Being Right: System Flawed

What’s the solution for American Healthcare?

The American healthcare system is a mess. While it produces good results – no one disputes that the quality of care that can be received in America is unparalleled – it faces exorbitant costs, runaway legal costs and the problem that it leaves out millions of people. The Affordable Care Act (more commonly known as Obamacare) did something to alleviate one of these problems by requiring Americans to buy insurance from private companies. The goal was to give insurance companies millions of more guaranteed, healthy customers in order to offset the costs of the previously uninsured, very expensive and very ill customers they are now legally required to bear. But far more Americans opted to pay a fine instead of buying expensive health insurance than the government anticipated, so rates are predictably rising for everyone. 

I can’t tell anyone that the Affordable Care Act is a horrible piece of legislation without any redeeming qualities. There are parts of it – like letting kids stay on their parents insurance until age 26 or banning insurance companies for rejecting people based on pre-existing conditions – that are good ideas. It is also not anyone’s ideal law. But it suffers from the fact that any public-private solution is going to have externalities and unexpected consequences. It boils down to the fact that people are not chess pieces that the government can move around as it wishes. The government thought that it found a clever way to get the majority of healthy people to pay for the minority of seriously ill people. But it never anticipated the number of people who would choose to pay a fine and opt out. If rates keep rising and people keep abandoning the exchanges (the marketplaces that the government set up where people can purchase insurance) then the whole system becomes unsustainable. In a field like healthcare the problems are simply too deep and complex for a one-size solution. In choosing desirable goals for healthcare, the government is trying to aggregate hundreds of millions of competing desires and it just doesn’t work. 

The solution is not to add more layers of bureaucracy and controls, but instead to combine lowering costs with lowering the barriers to access. An easy first step is tort reform. Tort reform – specifically in medicine – refers to the idea that medical liability needs to be reworked to protect doctors more than it currently does. From 2006-2013, medical payouts totaled 29 billion dollars. Malpractice insurance regularly rises at least 100 percent every 3-5 years.
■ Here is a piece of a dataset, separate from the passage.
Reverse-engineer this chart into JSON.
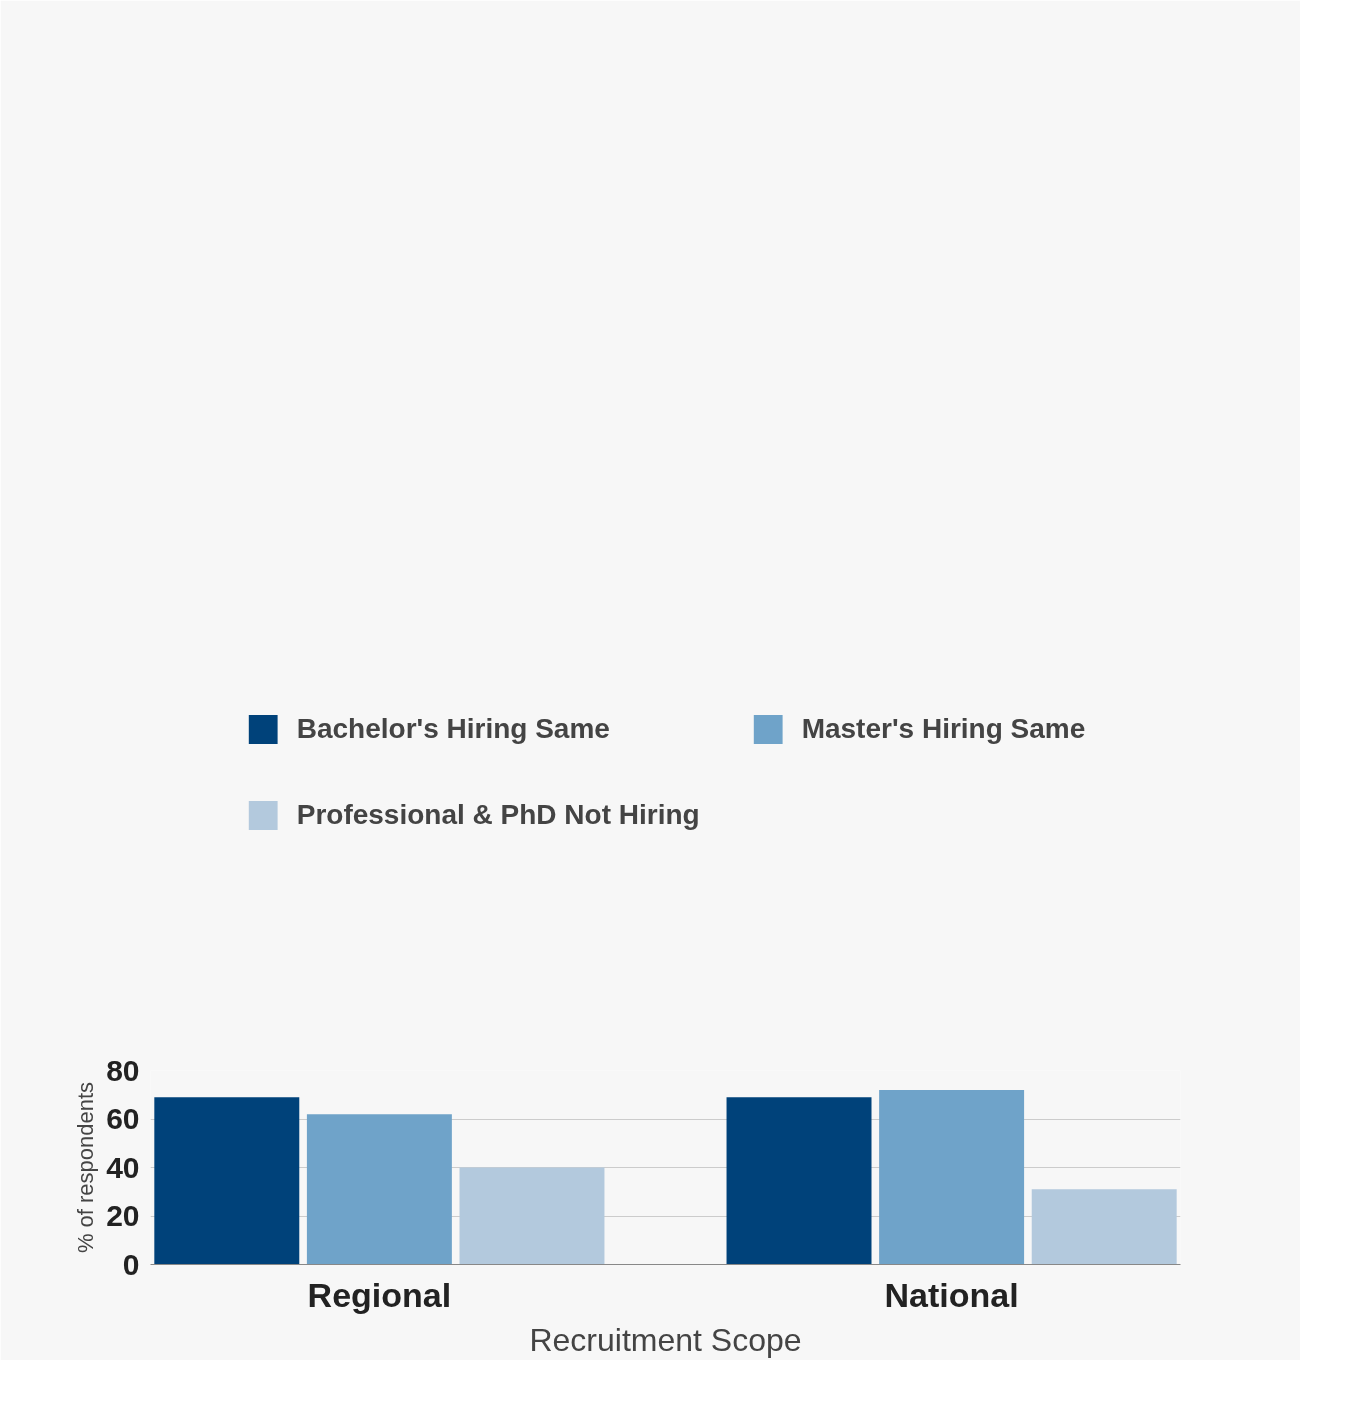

But the biggest benefit from tort reform would be a reduction in the practice of “defensive medicine.” In 2013, doctors ordered 60 billion unnecessary diagnostic tests. Doctors are scared enough of being sued that it is changing how they practice medicine. Doctors and hospitals simply pass these costs onto the consumer. Special healthcare courts could be set up and designed to handle medical malpractice and reduce the massive costs associated with medical liability. 

Rather than providing care or insurance plans the government could provide block grants to states or individual citizens bookmarked specifically for health insurance. States would be looking at a smaller aggregated pool of desires and would be able to tailor solutions to the specific problems of their state. Individuals would be able to tailor their health insurance choices to their specific needs. 

The biggest fallacy that gets overlooked in the healthcare debate is that everyone needs to have health insurance. A healthy young man or woman doesn’t need an expensive and expansive plan that covers everything. Instead of spending thousands of dollars a month towards health insurance they probably will not need, the young and healthy person could invest that money in learning new skills, purchasing a home or saving up to start a family. They should at least have that option. Using block grants to states and individuals would strip out a level of bureaucracy at the federal level and again lower costs. States would be able to more effectively root out fraud – again because they are operating on a smaller level in an area in which they already have experience working. The state governments could learn from each other and mix and match the best policies across the country; this would turn each state into its own lab of creativity. 

The federal government is just not that good at doing things. Big organizations get clunky and hard to manage. A simple task like designing a website for the Affordable Care Act ends up with a website that doesn’t work and cost a hundred million dollars to build. Instead of getting involved in the health insurance market the federal government should lower costs, lower the barriers to entry and in cases where the two combined is not enough, provide the money to erase the barriers completely. A system designed with those ideas in mind would keep the excellent outcomes of the current system while abandoning its exorbitant costs.